L'Ordine è alta armonia perché è obbiettivo, spesso sottoposto a duri contrasti, di un percorso alto: e chi ha scritto opere limpide e di memorabile intelligenza cristiana su Francesco d'Assisi, e su Tommaso d'Aquino, lo sapeva bene.
Questa storia - dove si trovano immersi improvvisamente nel sovrannaturale un medico nutrito di cascami positivistici a cui poi non crede neppure troppo, un duca stravagante che finanzia blocchi d'ordine e movimenti sovversivi, un illusionista che sa che non tutto è illusione e che Dio e il Diavolo possono spesso giocare con lui, una fanciulla che insegue per i boschi elfi e fate così come si insegue la purezza originaria in un mondo stuprato dall'incredulità, un prete che confonde il suo magistero con quello di un filantropo lo evidenzia con nitore di idee e di accenti (talora sarcastici contro i progressisti): non chiudete Dio in un misero schema consolatorio, non cacciatelo fuori armati della vostra scienza senza coscienza, perché Lui verrà a seminare turbamenti e a chiedere ragioni.

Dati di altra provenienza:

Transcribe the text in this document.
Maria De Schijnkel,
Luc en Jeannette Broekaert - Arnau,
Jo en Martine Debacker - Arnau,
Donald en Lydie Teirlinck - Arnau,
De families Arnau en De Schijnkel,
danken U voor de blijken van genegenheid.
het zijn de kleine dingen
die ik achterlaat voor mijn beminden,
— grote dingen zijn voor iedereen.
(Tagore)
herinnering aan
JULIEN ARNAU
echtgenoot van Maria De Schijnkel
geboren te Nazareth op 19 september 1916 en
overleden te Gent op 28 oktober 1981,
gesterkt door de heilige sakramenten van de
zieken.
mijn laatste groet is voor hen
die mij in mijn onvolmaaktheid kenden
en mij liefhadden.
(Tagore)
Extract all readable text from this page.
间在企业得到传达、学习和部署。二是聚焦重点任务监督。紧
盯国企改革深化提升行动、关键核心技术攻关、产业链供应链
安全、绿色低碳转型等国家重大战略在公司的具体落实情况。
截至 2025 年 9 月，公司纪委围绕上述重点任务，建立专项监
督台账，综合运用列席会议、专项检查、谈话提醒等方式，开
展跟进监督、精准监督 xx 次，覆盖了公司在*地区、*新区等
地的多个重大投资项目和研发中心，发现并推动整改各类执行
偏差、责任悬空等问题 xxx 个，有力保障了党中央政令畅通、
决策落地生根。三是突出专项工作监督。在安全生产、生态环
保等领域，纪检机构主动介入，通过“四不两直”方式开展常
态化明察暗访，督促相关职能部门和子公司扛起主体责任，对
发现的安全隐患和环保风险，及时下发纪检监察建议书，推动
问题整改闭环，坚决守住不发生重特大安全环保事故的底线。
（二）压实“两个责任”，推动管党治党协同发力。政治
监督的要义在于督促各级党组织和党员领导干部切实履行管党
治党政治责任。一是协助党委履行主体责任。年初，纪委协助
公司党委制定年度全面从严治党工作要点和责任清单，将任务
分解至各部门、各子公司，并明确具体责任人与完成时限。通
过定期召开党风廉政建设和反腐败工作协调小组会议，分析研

Scaccia è, come sempre, all'altezza della situazione come attore, anche se, come regista, non sempre riesce ad amministrare nel modo giusto i caratteri dei personaggi che risultano eccessivamente tipizzati e caricati. E si tratta, comunque, di attori di buon livello: Corrado Olmi, Walter Da Pozzo, Chira Sasso, Gabriele Tuccimei, Raffaele Buranelli.